Questa Corte ha affermato che il giudice di merito, nel fare riferimento alle cd. fonti privilegiate di cui al D.Lgs. n. 25 del 2008, art. 8, comma 3, deve indicare la fonte in concreto utilizzata, nonchè il contenuto dell’informazione da essa tratta e ritenuta rilevante ai fini della decisione, così da consentire alle parti la verifica della pertinenza e della specificità dell’informazione predetta rispetto alla situazione concreta del Paese di provenienza del richiedente la protezione (Cass. Sez. 1, Ordinanza n. 13449 del 17/05/2019, Rv.653887; 4037 del 18/02/2020, Rv. 657062 – 01) e che la predetta fonte dev’essere aggiornata alla data della decisione (Cass. Sez. 1, Ordinanza n. 13897 del 22/05/2019, Rv. 654174), purchè il ricorrente abbia assolto l’onere di allegazione delle specifiche circostanze ritenute decisive ai fini del riconoscimento dell’invocata misura di protezione.

Ne discende che il motivo di ricorso che mira a contrastare l’apprezzamento delle fonti condotto dal giudice di merito deve evidenziare, mediante riscontri precisi ed univoci, che le informazioni sulla cui base la Corte territoriale ha deciso siano state oggettivamente travisate, ovvero superate da altre e più aggiornate fonti qualificate. Solo laddove dalla censura emerga la precisa dimostrazione di quanto precede, infatti, può ritenersi violato il cd. dovere di collaborazione istruttoria gravante sul giudice del merito, nella misura in cui venga cioè dimostrato che quest’ultimo abbia deciso sulla scorta di notizie ed informazioni non veritiere e tratte da fonti non più attuali.

In caso contrario, la semplice e generica allegazione dell’esistenza di un quadro generale del Paese di origine del richiedente la protezione differente da quello ricostruito dalla Corte di Appello si risolve nell’implicita richiesta di rivalutazione delle risultanze istruttorie e nella prospettazione di una diversa soluzione argomentativa, entrambe precluse in questa sede.

Tuttavia, il dovere di cooperazione istruttoria del giudice è disancorato dal principio dispositivo e libero da preclusioni e impedimenti processuali ed opera anche d’ufficio al fine di accertare se, e in quali limiti, nel Paese di origine del richiedente si verifichino fenomeni tali da giustificare l’applicazione della misura, mediante l’assunzione di informazioni specifiche, attendibili e aggiornate, non risalenti rispetto al tempo della decisione, che il giudice deve riportare nel contesto della motivazione.
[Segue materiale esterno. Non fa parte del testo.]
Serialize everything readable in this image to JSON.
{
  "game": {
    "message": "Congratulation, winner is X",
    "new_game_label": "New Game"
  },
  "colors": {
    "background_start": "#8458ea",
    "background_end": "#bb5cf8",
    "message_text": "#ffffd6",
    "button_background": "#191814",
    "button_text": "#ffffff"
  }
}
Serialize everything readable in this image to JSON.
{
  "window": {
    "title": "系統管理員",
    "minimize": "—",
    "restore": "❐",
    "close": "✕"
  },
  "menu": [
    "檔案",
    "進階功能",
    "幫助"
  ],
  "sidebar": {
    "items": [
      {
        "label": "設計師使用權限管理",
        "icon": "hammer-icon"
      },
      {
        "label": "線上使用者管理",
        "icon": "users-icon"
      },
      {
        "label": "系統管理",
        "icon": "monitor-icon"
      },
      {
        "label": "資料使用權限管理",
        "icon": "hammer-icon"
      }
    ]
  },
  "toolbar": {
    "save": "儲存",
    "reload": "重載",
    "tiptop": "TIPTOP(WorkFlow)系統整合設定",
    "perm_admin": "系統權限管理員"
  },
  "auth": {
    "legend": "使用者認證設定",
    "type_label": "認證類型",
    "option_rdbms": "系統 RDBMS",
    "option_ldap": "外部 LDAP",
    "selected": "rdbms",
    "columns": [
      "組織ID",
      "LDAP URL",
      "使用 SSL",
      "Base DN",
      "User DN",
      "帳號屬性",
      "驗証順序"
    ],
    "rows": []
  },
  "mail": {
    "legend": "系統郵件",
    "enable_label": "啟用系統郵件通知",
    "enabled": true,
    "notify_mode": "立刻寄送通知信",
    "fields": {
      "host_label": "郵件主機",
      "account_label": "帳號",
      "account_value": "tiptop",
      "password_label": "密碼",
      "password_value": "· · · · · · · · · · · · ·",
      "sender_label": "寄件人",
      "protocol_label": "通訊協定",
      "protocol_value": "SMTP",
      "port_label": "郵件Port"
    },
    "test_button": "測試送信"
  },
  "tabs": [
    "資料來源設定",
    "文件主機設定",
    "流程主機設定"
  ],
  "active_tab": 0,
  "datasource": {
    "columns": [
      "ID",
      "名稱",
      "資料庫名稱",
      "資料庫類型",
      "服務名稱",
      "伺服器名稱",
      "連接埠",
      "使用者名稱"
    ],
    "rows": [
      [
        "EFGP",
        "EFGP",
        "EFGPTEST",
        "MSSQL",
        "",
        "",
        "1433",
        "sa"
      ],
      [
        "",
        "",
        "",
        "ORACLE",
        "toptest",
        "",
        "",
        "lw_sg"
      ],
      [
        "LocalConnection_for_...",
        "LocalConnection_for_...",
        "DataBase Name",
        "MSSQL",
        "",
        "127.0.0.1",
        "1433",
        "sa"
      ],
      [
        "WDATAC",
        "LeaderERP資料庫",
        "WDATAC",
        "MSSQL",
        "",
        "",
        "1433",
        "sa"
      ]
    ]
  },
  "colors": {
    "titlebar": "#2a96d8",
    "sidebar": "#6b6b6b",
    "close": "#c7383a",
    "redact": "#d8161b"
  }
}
Nel caso di specie, la Corte d’Appello di Genova ha attinto informazioni dalla fonte UNHCR a cura di Amnesty international del 2015-2016, dunque in data risalente rispetto alla data della decisione (giugno 2018), concernenti, tuttavia, notizie relative al gruppo armato *****, senza valutare la situazione di conflitto armato che interessa la parte Sud dello stato (da cui proviene il richiedente asilo) ed in particolare la zona del Delta della Nigeria, come documentato dal ricorrente. L’impugnata sentenza va cassata e la causa rinviata alla medesima corte d’appello di Genova che, in diversa composizione, rinnoverà l’esame uniformandosi ai principi esposti; essa provvederà anche sulle spese del giudizio svoltosi in questa sede di legittimità.

PQM

La Corte accoglie il ricorso, cassa l’impugnata sentenza e rinvia, anche per le spese del giudizio di cassazione, alla corte d’appello di Genova, in diversa composizione.

Così deciso in Roma, nell’adunanza camerale della Sezione Prima Civile della Corte di Cassazione, tenuta da remoto, il 18 novembre 2020.